An American official has denied that US investors have been short-selling Chinese stocks, and suggested that the selloff stems from domestic factors.
“Foreign investors have very limited presence in China’s A-shares market. From that perspective, investors who dumped stocks are from the domestic market,” the official said, adding that China’s financial markets, including the equity markets, do not have significant links with the outside world.
Apart from the US, other nations have also declared their innocence in short-selling A-shares.
China’s public security ministry, meanwhile, has said that it will crack down on illegal activity including malicious short-selling of shares and stock futures.
Hedge fund billionaire George Soros and other moguls have said that they are standing with Chinese authorities. They stressed that they haven’t sold any A-shares, and that they actually started accumulating the stocks since July 8.

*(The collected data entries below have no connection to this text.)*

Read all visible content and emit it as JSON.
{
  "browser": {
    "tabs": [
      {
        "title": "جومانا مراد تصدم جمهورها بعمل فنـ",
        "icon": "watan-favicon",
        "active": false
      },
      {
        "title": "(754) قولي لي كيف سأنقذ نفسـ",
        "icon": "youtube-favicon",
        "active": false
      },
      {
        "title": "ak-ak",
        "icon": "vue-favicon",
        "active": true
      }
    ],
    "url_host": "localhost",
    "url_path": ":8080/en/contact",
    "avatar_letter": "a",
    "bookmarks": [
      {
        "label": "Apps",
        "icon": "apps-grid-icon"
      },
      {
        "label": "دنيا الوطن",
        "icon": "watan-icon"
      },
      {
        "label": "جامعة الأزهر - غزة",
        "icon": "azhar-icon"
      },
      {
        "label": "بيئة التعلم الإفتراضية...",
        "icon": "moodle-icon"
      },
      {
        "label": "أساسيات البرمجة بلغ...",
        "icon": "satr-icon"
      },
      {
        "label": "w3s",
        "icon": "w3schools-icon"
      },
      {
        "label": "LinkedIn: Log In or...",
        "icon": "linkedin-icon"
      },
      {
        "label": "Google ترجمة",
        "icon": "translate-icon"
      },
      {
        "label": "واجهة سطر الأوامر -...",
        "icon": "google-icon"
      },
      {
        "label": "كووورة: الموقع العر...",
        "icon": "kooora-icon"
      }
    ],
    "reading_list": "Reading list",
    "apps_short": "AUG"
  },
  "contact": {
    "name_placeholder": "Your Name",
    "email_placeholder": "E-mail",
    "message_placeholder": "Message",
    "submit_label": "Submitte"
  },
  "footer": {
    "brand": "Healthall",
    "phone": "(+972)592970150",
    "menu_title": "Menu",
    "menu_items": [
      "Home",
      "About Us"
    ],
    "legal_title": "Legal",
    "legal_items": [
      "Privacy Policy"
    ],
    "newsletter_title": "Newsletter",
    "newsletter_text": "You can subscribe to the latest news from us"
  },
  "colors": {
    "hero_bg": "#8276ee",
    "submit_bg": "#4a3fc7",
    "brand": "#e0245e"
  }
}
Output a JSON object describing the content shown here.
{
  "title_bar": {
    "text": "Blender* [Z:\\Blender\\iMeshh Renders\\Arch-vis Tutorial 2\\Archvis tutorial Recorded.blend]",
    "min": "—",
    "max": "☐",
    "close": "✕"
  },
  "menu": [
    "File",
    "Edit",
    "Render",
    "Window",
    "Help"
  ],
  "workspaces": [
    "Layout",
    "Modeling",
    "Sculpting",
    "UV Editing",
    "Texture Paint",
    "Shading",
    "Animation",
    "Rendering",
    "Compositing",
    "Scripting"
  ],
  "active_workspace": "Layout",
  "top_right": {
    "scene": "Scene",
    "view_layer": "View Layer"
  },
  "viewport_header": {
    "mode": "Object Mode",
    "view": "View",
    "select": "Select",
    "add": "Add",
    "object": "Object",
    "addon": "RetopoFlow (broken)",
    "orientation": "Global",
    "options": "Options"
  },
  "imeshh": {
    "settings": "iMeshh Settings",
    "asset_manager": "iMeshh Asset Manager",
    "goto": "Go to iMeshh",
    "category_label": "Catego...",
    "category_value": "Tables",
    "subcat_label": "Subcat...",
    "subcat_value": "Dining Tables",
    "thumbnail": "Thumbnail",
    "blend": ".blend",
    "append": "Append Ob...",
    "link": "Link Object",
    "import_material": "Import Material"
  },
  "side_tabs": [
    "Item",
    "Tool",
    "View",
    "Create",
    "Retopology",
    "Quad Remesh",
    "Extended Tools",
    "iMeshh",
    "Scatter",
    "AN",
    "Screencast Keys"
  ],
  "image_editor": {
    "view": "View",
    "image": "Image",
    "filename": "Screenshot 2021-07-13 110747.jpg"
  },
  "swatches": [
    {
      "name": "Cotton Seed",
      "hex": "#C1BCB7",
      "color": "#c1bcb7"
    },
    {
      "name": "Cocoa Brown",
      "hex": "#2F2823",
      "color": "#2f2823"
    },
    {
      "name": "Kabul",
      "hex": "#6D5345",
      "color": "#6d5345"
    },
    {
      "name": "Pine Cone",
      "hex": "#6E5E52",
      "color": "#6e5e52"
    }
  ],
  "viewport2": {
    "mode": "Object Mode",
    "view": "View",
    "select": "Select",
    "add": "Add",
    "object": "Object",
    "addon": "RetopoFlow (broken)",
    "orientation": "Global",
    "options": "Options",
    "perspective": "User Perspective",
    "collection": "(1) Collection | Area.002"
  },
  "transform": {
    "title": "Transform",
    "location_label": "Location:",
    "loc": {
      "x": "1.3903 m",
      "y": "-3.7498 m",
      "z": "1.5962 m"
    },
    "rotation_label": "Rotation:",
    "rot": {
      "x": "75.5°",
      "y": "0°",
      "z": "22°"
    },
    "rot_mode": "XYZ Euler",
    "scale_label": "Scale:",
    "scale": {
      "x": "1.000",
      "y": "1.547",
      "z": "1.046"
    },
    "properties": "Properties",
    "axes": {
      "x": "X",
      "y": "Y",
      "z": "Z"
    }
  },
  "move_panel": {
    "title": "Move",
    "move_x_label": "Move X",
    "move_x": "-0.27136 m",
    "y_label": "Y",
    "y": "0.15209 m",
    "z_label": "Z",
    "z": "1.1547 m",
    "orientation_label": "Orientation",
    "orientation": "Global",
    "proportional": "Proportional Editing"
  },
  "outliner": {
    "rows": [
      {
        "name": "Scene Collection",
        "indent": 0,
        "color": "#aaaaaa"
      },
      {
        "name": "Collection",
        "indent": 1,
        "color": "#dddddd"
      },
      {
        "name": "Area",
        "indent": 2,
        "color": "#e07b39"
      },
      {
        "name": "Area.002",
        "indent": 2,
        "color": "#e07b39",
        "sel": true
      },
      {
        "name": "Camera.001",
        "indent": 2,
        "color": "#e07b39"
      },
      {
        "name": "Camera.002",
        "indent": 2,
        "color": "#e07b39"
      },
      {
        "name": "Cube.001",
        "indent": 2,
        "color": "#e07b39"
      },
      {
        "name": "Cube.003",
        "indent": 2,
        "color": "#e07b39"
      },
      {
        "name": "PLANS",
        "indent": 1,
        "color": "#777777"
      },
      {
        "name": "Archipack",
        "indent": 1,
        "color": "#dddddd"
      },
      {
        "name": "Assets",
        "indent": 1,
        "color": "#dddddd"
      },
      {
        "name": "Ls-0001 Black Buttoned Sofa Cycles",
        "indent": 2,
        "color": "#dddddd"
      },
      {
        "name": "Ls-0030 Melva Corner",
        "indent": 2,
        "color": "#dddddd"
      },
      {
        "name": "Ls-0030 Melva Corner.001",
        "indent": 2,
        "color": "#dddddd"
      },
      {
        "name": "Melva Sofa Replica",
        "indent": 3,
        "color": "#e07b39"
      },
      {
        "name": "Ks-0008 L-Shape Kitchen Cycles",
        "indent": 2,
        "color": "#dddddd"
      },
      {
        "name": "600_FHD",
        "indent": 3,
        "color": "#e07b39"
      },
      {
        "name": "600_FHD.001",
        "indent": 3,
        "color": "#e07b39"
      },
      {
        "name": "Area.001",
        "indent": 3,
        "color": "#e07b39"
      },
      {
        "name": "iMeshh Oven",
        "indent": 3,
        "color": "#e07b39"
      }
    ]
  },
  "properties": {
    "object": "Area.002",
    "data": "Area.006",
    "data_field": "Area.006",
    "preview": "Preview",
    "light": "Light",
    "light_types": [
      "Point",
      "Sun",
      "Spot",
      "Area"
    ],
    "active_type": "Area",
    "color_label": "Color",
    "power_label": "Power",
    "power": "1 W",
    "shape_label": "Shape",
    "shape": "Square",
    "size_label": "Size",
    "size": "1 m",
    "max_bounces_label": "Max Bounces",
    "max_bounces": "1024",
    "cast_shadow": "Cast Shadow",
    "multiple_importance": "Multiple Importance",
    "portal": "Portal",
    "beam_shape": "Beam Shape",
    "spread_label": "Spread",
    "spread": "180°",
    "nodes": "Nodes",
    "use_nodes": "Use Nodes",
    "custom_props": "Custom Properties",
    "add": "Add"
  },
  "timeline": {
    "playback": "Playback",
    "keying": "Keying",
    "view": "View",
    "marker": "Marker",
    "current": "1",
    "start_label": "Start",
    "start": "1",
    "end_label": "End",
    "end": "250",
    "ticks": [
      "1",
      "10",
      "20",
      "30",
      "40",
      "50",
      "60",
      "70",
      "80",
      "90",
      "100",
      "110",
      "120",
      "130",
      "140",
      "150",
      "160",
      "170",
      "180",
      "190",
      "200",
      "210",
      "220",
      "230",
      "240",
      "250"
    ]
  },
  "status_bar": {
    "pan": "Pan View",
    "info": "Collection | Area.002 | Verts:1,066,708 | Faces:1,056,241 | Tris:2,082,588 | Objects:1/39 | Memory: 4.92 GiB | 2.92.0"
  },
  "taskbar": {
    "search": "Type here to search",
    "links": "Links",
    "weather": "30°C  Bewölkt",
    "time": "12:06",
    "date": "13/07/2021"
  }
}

And some even predicted that A-shares will see an upturn after reaching the bottom.
Some global investment banks and financial institutions have also changed their tone, and are now relatively bullish on Chinese equities.
Frankly speaking, some of these financial institutions had not been consistent in the past with regard to their views on A-shares. They once predicted that a benchmark index would soar to a record high of 10,000 points, and then later gave a gloomy forecast that the index may plunge to around the 2,000-points level.
Given the dramatic change in pronouncements, many mainland investors tend to blame foreign investors for manipulating the market and trying to make quick money.
China’s stock market saw some panic-selling early last week. That has stoked wide-spreading worries about short sellers.
Some mainland experts noted that short-sellers were well-prepared and knew quite well about the leveraging and allocation of mutual funds and private-equity funds. The sellers used different tactics at different stages, and utilized a number of derivatives like CSI 500 index futures and ETFs, it was alleged.
However, the reality is that global investors still have difficulty in short-selling A-shares, given the fact that the Chinese market is not fully open to outsiders.
Foreign investors account for just 2 percent of the total market scale in China. By contrast, foreign funds represent around 30 percent of the markets in Taiwan, South Korea and some emerging markets in the Asia Pacific.
China has unveiled a number of initiatives like QFII, RQFII, Shanghai-Hong Kong Stock Connect, and mutual recognition of funds program. However, these schemes are yet to full optimized, and the A shares are not fully accessible for global investors.
In addition, global hot money cannot easily flow into the domestic market given the fact that the renminbi is not fully convertible.
Domestic and foreign funds are both chasing profits. Some foreign investors may have been more aggressive in their strategies as they can’t ignore the economic shocks of a stock market meltdown. But that is not the full story.
This article appeared in the Hong Kong Economic Journal on July 13.